Editorial: Star Tribune
Last update: January 24, 2006 – 12:56 AM
Things we learned by reading the inaugural issue of the Rural Minnesota Journal:
• The state economist, Tom Stinson, and the state demographer, Tom Gillaspy, see Minnesota as containing six economic regions—a “metroplex” and five distinct “ruralplexes,” Up North, Southeast River Valley, Southwest Corn Belt, Northwest Valley, and Central Lakes.
• The state’s fastest rate of employment growth from 1970 to 2000 was in the Central Lakes ruralplex, not the metro area. That region is projected to outstrip the metro area in workforce growth from 2005 to 2015.
• If today’s average Minnesota farm were the same size as the average farm in the 1950s, it would generate only $16,429 in annual income. No wonder farm size has grown.
• The 50 Minnesota high schools whose graduates are least likely to require remedial classes when they enroll in the Minnesota State Colleges and Universities system are all from rural Minnesota. Forty-five of the schools were small, graduating fewer than 1,000 students between 2000 and 2003.
Those and many other provocative nuggets of information are packed into the new semiannual publication that is the latest project of the Center for Rural Policy and Development. If its first issue is a telling prologue, the Rural Minnesota Journal will make a positive contribution to the policymaking that will shape the future for the nonmetro portion of this state.
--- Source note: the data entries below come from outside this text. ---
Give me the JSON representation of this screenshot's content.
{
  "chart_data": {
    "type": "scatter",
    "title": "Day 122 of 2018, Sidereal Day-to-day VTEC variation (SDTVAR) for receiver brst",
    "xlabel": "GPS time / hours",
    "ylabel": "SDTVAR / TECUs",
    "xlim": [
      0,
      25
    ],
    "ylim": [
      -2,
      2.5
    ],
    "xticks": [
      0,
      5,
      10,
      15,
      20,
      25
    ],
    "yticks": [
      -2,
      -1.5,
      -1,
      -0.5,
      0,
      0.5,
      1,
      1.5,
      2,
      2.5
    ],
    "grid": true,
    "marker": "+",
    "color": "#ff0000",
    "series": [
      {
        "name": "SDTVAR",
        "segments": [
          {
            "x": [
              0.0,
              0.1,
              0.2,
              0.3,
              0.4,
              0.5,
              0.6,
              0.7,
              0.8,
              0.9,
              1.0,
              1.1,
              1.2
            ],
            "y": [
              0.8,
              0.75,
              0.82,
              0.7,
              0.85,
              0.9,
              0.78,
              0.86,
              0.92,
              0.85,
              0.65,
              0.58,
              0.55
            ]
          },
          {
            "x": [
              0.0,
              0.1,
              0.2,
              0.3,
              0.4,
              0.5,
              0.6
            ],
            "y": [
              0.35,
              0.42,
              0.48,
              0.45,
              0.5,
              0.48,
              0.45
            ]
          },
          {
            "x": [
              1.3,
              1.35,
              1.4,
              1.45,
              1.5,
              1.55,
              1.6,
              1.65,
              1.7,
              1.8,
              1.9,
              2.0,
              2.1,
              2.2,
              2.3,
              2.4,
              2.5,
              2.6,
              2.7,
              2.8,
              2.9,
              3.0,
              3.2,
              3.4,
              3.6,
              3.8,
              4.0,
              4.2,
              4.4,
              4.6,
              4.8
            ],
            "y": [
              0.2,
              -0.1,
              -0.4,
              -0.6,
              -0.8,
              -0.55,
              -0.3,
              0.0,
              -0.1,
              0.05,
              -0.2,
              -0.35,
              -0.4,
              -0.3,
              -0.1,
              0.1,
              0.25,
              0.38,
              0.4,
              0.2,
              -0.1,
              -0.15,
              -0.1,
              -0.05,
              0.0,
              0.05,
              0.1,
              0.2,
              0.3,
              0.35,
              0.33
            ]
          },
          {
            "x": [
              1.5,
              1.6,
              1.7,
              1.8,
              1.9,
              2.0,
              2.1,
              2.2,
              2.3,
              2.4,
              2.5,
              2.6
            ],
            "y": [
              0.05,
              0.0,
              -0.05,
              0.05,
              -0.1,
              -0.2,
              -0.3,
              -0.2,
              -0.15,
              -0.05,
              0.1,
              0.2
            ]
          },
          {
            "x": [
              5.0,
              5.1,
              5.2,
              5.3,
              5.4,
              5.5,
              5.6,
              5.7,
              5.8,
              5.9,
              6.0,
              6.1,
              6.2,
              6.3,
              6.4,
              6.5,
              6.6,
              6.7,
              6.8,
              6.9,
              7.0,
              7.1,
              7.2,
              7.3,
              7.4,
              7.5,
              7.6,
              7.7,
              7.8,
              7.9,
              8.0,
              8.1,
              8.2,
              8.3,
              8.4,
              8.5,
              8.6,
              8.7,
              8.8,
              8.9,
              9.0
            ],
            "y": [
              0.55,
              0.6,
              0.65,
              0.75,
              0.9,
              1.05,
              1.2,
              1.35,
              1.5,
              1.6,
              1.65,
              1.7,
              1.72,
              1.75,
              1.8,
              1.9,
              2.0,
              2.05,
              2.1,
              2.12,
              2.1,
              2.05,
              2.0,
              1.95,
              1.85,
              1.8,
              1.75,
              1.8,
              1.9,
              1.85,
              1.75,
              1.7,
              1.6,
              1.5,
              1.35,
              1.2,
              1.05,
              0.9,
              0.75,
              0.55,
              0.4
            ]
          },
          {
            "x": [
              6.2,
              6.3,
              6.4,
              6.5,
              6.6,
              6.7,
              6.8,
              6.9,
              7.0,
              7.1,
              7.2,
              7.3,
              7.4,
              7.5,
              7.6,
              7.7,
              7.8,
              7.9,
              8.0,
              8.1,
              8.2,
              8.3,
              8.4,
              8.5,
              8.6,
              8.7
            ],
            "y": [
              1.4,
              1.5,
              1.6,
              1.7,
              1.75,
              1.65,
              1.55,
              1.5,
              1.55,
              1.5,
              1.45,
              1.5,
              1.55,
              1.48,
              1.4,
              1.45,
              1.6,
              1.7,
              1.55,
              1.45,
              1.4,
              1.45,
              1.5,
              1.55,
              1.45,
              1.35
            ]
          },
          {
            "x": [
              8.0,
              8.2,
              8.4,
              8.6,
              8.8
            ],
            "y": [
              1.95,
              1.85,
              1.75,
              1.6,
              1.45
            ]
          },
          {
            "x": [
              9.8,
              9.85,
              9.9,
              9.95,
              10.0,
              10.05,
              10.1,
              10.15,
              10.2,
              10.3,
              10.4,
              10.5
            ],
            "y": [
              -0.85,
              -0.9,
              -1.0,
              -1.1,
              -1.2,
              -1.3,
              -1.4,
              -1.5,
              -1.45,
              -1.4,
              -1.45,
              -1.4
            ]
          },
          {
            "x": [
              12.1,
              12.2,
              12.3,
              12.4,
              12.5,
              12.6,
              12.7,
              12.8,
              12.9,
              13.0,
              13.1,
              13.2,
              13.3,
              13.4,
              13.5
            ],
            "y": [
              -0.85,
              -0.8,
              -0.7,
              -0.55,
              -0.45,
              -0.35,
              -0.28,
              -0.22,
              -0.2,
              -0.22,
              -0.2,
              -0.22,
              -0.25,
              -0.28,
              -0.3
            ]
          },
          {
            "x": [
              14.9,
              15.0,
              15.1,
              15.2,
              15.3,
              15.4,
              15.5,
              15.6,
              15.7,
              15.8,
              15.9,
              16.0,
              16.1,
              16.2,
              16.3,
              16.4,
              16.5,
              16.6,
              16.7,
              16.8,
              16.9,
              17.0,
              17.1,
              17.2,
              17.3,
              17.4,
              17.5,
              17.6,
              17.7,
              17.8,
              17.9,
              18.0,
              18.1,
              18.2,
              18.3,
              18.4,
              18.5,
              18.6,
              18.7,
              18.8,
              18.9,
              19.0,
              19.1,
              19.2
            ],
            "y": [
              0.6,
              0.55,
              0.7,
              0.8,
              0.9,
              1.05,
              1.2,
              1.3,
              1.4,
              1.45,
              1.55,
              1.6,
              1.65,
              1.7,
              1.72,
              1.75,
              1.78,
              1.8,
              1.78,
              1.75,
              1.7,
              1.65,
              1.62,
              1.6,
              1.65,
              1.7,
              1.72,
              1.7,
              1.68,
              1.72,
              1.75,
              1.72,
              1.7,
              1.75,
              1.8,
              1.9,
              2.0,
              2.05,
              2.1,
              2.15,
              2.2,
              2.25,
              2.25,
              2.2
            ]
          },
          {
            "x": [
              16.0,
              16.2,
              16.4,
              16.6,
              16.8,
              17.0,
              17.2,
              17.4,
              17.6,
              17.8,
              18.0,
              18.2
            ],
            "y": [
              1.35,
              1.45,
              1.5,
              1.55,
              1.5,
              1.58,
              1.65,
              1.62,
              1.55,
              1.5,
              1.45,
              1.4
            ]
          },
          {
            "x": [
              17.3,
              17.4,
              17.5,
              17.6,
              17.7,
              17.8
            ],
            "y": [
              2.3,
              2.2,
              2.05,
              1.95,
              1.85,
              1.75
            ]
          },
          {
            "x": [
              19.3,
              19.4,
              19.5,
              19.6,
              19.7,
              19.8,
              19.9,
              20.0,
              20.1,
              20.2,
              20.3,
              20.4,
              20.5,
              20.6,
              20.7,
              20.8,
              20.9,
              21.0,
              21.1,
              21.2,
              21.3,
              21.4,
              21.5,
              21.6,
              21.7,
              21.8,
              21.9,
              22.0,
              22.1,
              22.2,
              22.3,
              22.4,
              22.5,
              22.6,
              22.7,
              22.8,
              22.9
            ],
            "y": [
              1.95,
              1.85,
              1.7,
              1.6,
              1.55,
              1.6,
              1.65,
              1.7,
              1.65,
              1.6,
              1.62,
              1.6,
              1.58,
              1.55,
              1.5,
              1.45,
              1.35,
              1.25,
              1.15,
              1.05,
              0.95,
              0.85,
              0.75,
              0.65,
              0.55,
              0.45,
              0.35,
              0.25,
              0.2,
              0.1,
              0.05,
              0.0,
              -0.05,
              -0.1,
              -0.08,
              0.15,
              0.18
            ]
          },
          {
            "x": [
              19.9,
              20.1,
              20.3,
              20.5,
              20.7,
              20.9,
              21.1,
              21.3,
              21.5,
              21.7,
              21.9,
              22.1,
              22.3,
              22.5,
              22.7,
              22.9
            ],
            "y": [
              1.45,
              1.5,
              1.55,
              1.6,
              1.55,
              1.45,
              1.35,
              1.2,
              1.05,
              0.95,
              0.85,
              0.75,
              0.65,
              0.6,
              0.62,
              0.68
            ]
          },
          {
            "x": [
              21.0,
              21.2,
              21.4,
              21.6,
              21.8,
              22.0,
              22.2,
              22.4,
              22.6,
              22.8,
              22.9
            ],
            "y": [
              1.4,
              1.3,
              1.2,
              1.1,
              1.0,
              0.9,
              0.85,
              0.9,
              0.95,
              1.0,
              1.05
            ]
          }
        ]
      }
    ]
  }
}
Jack Geller, president of the St. Peter-based center, promises summer and winter issues, with the summer journal themes tied to his organization’s annual policy forums. This summer’s edition, for example, will focus on education in rural Minnesota. The first issue casts a larger net, with authoritative, often surprising essays on the latest trends in rural economics, education, health care and government. For anyone who cares about Minnesota—no matter where they live—the new Rural Minnesota Journal is a good read.